Sort of an observant fella that fireman then. Not much chance of him seeing the signals if he hasn't noticed a corpse at the tiller.
Alternatively, if the driver died while the fireman was out of the cab, then that goes back to my first statement that the driver should have directed the fireman not to leave the cab at that point and to wait a few minutes as the crossing was approaching.
That is exactly what I'm saying.
More from the Report of the Board of Enquiry:-
10.6 The Vigilance Control System functioned correctly during the trip. It was effective in that it obtained Fireman Coulthard's acknowledgement of it, particularly in the critical period before the collision. However, Fireman Coulthard failed before acknowledgement to properly check that Driver Bowden was alert. He had done so and taken emergency action to stop the train when he saw the condition of Driver Bowden, the accident would not have occurred.
10.7 The Southern Aurora . . . passed three signals at 71 mph . . .
The three signals and the indications they were displaying are:
AUTOMATIC SIGNAL No. ES 5774 - located 3 miles, 74 chains before collision. It was displaying a Normal Speed Warning indication authorising the the Driver to pass, prepared to stop at the next signal.
"UP" HOME ARRIVAL SIGNAL No. 27/8 - located 1 mile 48 chains from the point of collision was displaying a Low Speed Caution indication authorising the Driver to pass but to travel at a speed which would enable him to stop short of any obstruction.
"UP" HOME DEPARTURE SIGNAL No. 27/4 - located 78 chains from the collision point was displaying a Stop indication.

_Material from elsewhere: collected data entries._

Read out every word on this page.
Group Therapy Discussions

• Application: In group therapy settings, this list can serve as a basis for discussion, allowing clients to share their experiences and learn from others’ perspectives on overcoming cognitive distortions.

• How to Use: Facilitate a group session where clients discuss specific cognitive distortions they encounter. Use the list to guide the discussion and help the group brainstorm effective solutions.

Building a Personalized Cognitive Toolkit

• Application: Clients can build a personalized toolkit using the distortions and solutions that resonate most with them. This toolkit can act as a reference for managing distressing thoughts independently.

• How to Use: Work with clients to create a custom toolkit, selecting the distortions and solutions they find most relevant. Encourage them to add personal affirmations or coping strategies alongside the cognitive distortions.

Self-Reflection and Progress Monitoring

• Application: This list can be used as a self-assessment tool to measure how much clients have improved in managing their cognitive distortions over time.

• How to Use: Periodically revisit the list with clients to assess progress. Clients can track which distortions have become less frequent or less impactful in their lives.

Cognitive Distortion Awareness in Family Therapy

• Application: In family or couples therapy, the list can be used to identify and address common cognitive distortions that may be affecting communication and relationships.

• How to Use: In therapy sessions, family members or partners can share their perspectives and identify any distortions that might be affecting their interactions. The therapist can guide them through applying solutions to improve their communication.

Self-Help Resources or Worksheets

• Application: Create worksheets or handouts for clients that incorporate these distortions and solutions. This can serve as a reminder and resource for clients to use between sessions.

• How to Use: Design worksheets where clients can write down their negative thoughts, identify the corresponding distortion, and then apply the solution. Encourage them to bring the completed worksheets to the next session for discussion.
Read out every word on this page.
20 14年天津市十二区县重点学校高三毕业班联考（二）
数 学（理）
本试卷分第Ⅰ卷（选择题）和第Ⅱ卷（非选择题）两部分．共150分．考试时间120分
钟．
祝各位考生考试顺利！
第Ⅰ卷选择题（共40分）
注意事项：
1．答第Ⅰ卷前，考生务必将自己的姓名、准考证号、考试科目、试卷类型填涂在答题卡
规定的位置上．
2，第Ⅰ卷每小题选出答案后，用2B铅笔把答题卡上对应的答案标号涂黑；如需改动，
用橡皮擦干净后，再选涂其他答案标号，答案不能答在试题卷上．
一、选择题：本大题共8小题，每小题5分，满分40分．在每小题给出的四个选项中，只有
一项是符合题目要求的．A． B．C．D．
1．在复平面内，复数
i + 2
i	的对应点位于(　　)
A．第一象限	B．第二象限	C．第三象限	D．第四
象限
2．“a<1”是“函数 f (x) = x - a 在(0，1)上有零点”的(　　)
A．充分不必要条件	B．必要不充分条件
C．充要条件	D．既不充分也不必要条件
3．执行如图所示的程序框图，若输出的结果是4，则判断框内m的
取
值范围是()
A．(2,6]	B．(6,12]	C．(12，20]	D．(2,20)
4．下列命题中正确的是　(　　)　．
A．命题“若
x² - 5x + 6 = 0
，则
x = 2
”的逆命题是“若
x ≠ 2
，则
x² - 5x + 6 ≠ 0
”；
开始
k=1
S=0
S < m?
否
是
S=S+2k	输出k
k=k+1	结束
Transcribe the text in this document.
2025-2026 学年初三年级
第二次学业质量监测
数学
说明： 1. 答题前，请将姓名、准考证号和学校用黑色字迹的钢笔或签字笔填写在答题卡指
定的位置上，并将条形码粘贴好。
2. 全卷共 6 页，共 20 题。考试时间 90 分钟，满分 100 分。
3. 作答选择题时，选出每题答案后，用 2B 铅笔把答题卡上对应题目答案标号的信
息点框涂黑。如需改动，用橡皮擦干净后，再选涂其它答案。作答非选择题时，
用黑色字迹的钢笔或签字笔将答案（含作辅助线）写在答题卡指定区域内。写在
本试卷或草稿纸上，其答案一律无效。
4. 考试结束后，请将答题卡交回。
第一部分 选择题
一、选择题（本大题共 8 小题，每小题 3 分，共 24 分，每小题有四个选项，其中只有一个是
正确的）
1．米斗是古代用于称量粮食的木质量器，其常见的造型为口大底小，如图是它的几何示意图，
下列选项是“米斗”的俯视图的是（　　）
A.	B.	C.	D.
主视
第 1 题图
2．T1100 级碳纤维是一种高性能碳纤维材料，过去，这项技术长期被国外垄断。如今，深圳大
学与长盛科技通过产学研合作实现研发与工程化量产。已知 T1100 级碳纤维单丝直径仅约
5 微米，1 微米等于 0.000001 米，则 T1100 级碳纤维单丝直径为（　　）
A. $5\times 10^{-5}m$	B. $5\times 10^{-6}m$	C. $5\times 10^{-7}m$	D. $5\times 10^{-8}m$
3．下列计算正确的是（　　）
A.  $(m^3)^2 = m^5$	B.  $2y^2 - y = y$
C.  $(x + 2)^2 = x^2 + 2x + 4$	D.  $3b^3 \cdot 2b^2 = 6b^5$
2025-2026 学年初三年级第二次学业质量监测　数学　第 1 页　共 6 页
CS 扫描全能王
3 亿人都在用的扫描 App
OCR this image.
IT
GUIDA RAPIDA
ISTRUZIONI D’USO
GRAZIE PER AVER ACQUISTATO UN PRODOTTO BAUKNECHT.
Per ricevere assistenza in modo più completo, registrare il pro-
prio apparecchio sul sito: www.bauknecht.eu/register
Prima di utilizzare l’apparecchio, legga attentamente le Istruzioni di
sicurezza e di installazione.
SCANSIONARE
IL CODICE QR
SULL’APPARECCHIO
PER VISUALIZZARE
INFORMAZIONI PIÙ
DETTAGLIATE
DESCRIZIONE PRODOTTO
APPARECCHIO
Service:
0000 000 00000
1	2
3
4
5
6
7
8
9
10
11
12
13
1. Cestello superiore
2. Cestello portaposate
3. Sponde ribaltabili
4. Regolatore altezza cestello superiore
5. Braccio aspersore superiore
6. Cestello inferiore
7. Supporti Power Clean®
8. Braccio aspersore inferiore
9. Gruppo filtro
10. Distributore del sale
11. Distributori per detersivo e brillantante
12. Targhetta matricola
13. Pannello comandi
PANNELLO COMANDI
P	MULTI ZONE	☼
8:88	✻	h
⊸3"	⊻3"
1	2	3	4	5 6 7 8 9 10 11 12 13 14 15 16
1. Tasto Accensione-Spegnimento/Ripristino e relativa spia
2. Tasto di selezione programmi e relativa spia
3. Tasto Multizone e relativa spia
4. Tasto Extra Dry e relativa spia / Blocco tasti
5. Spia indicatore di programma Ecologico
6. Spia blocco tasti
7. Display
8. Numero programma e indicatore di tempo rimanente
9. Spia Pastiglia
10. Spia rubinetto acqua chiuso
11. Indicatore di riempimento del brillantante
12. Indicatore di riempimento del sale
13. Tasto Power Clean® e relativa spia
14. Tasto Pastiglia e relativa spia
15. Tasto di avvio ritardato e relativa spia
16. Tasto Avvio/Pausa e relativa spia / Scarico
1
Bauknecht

DRIVER J. BOWDEN died of a coronary occlusion with cardiac arrest prior to the collision. It is probable that he was either dead or incapacitated due to the heart attack about two miles on the 'down' side of Automatic Signal No. ES 5774, or six miles from the point of collision."
Prior to this particular section of the Report, there is a considerable amount of reporting on the questioning and answering of Fireman Coulthard - far too voluminous for me to try and write here. It leaves no doubt that he failed completely in every aspect of his duty, and could have prevented the collision.
As I have already written here, I have the entire Report, and Appendix thereto, scanned in pdf format which is easily transmissible by e mail.